Renegociar a dívida portuguesa pode impedir novo empréstimo

Terça, 14 de Fevereiro de 2012

por Acabra .Net

A reestruturação da dívida tem vindo a ser contrariada por Portugal. Contudo, perante a ameaça de um novo resgate renegociar pode ser a solução. Por Liliana Cunha

Ser um bom aluno implica organizar, ter método e fazer cumprir as suas obrigações. Esta conotação tem vindo a aplicar-se a Portugal para ilustrar a condição em que vive relativamente à sua condição económica. A dívida pública e privada portuguesa alimenta o quotidiano de milhões de portugueses que veem ameaçada a segurança económica nacional. Porém, enquanto a maioria pensa que a dívida deve ser totalmente saldada, outros há que defendem uma renegociação desta.
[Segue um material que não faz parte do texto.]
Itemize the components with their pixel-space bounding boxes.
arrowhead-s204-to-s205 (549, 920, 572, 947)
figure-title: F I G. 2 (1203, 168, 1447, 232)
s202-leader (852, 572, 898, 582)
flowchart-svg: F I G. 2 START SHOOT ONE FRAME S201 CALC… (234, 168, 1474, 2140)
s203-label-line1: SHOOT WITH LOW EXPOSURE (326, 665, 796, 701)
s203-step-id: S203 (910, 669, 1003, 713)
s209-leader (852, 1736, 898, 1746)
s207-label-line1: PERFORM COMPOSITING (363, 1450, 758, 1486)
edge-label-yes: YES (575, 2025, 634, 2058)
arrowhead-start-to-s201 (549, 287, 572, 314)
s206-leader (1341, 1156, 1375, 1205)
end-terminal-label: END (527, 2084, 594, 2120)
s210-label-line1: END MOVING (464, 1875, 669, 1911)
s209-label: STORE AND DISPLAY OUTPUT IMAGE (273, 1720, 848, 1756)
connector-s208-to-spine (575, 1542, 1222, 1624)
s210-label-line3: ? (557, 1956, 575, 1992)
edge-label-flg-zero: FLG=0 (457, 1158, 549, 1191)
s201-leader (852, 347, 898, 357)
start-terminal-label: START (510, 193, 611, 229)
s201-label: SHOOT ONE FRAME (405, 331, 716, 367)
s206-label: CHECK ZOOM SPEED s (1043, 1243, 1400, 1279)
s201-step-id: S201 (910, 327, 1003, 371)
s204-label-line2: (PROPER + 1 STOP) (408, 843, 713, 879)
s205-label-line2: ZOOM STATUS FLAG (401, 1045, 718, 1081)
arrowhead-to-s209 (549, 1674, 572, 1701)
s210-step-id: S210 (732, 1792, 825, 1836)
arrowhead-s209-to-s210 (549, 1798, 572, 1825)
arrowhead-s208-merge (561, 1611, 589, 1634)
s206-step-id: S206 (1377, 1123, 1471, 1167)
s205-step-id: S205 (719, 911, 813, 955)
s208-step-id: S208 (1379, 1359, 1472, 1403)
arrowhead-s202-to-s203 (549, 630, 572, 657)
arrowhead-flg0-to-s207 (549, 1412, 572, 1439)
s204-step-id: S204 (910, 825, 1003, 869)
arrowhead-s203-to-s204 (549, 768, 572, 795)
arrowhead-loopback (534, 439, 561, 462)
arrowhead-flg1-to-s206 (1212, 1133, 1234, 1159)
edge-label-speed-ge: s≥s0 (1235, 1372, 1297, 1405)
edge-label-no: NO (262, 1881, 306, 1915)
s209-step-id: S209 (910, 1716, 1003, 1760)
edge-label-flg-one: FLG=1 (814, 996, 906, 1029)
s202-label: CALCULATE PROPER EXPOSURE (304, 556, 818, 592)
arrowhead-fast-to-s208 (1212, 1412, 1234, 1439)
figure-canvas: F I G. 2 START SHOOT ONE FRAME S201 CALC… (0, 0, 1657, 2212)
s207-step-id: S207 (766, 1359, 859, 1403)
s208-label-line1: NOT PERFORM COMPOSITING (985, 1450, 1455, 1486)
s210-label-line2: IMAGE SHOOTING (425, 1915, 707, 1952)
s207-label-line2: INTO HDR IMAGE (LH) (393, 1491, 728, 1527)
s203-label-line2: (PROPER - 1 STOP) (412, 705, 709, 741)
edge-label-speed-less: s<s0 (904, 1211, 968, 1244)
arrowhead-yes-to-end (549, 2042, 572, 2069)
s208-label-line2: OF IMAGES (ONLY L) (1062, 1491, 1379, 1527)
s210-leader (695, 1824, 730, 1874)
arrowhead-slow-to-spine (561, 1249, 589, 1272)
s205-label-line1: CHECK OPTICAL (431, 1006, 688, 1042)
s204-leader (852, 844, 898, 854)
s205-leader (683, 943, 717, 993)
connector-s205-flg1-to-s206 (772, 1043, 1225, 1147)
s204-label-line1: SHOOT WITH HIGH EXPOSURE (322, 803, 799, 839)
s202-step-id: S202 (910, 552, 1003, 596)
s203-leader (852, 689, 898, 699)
“A melhor ferramenta é ir contra o senso comum e combater o mito”, defende a economista Mariana Mortágua. O senso comum é a consciência geral de que é necessário saldar toda a dívida que Portugal contraiu e que agora se afronta pelo resgate financeiro onde o credor é uma entidade a que todos apelidam de troika (Banco Central Europeu, Fundo Monetário Internacional e Comissão Europeia). À escala mundial existe a perceção de que “toda a dívida é imoral e prejudicial ao Estado”; “a austeridade era inevitável” e “os sacrifícios compensam”, no entanto nas palavras da economista a dívida é um instrumento para o Estado. “Injeta economia quando ninguém o faz”, clarifica e acrescenta que este é o primeiro mito a desconstruir.

A premissa da renegociação da dívida ou reajustamento do plano financeiro aplicado a Portugal chega porque nem toda a dívida contraída é explícita. “O que contribui são os fossos das empresas públicas”, designa o também economista e investigador do Centro de Estudos Sociais da Universidade de Coimbra (CES), José Castro Caldas. A falta de transparência na apresentação da nascente da dívida levou à criação de uma comissão para a auditoria cidadã à dívida pública portuguesa, para segundo o mesmo “dar consciência às pessoas do que de facto temos pela frente”.

Iminência de um novo resgate
O contrato entre credor e devedor deve ser legitimado como um acordo de obrigações mútuas. No entanto, os juros praticados pelo empréstimo da troika ascendem a quase metade do valor total : 34, 4 milhões de euros dos 78 milhões concedidos são o pagamento de juros do mesmo. E daí surge esta necessidade em renegociar o pagamento, porque “ a dívida está a ser amortizada por quem beneficiou”, esclarece o economista do CES. A dívida, seja de que índole for “não pode conduzir à servidão do devedor”, ressalva.

“É no plano jurídico e mental que se desenvolve esta batalha”, justifica Castro Caldas. Assim, se classifica o não pagamento de uma parte da dívida como uma luta, o caminho feito até agora “não nos leva ao pagamento da dívida”, acrescenta. Um novo resgate financeiro segundo os entendidos pode estar à porta em 2013 quando o atual acabar: “acaba o dinheiro e se a situação for homóloga os dados estão lançados”, remata o economista.